How can the company be certain that its system will “reliably and predictably generate drug candidates,” as it declares? What is feeding its confidence in ultimate success? Park answers forthrightly. “When we started, it was a leap of faith. The general consensus was our mission couldn’t be done, which just encouraged us to go on and try to make it happen. To be fair, there were reasons to believe.”

He points to the long-held knowledge that chemistry inside our bodies is the result of evolution. “The number of chemical experiments conducted by Nature is on a scale quadrillions-fold beyond human capabilities. We reasoned that some of the results would be evident in the incredible information system that is DNA. We knew proteins and peptides are encoded in DNA. And we knew incredibly important substances such as neurotransmitters and steroids were proof that compounds from the body could lead directly to small molecule medicines.”

Empress gained material confidence in its mission during the past year, when the company used its platform to create a dozen new small molecule candidates for its own pipeline development — with significant results. “We’ve been putting our compounds through the same battery of tests that every drug must go through before entering the clinic, and the data just kept coming back positive. The molecules are potent and selective against important targets, they were non-toxic, they had well-behaved pharmacology in animal models,” Park says. “You don’t usually put 10 compounds into a model and have all of them look promising.”

Park describes the state of his company as poised to put the pedal to the metal. Empress took the first steps toward applying its AI findings in the labs in 2020, only three years after its founding in 2017. Since then, it has focused on industrializing its approach. Currently, it is still a Series A company, having come out of stealth only last June. Now, Park estimates it is less than two years away from putting its first drugs into the clinic. “We’ve developed programs of our own to take forward. We know our approach will work; we plan to turn the crank and do this over and over again in different diseases.”

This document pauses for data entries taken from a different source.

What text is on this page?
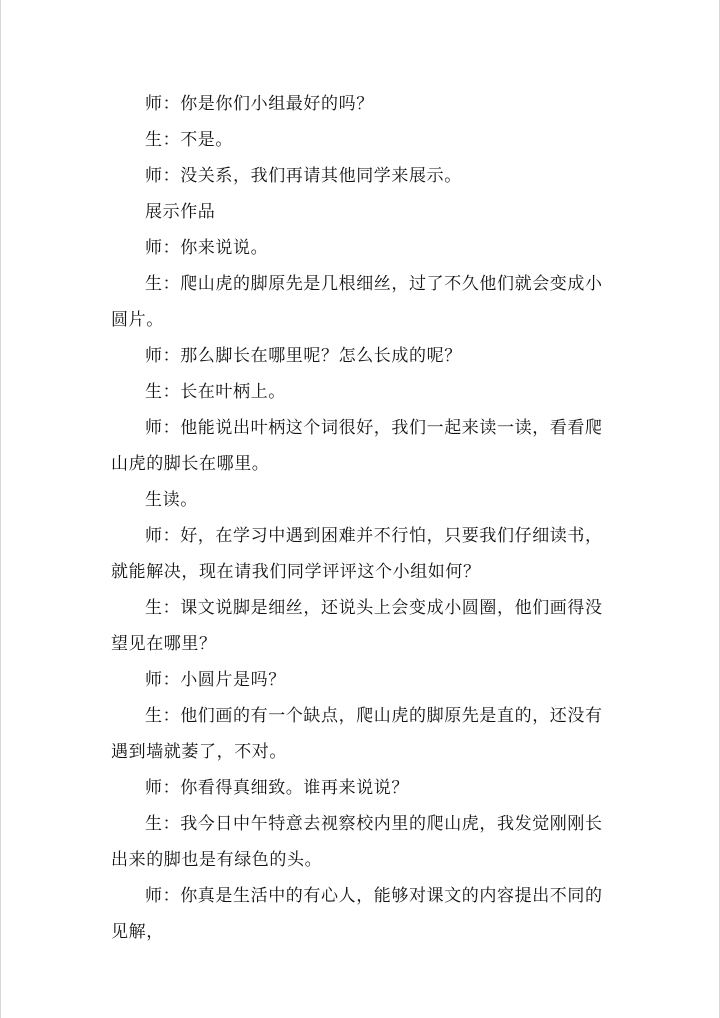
师：你是你们小组最好的吗？

生：不是。

师：没关系，我们再请其他同学来展示。

展示作品

师：你来说说。

生：爬山虎的脚原先是几根细丝，过了不久他们就会变成小圆片。

师：那么脚长在哪里呢？怎么长成的呢？

生：长在叶柄上。

师：他能说出叶柄这个词很好，我们一起来读一读，看看爬山虎的脚长在哪里。

生读。

师：好，在学习中遇到困难并不行怕，只要我们仔细读书，就能解决，现在请我们同学评评这个小组如何？

生：课文说脚是细丝，还说头上会变成小圆圈，他们画得没望见在哪里？

师：小圆片是吗？

生：他们画的有一个缺点，爬山虎的脚原先是直的，还没有遇到墙就萎了，不对。

师：你看得真细致。谁再来说说？

生：我今日中午特意去视察校内里的爬山虎，我发觉刚刚长出来的脚也是有绿色的头。

师：你真是生活中的有心人，能够对课文的内容提出不同的见解，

Is this the best of times or the hardest of times to introduce AI into something like small molecule drug development? In the context of potential external obstacles such as the Inflation Reduction Act and its possible effects on investment in small molecule innovation, Park acknowledges the significant volatility and uncertainty his company and others face. Yet, he also expects to see companies like his continuing to produce extraordinary advances, bringing “value and impact for human health,” not just in small molecules, but across the board in biopharma.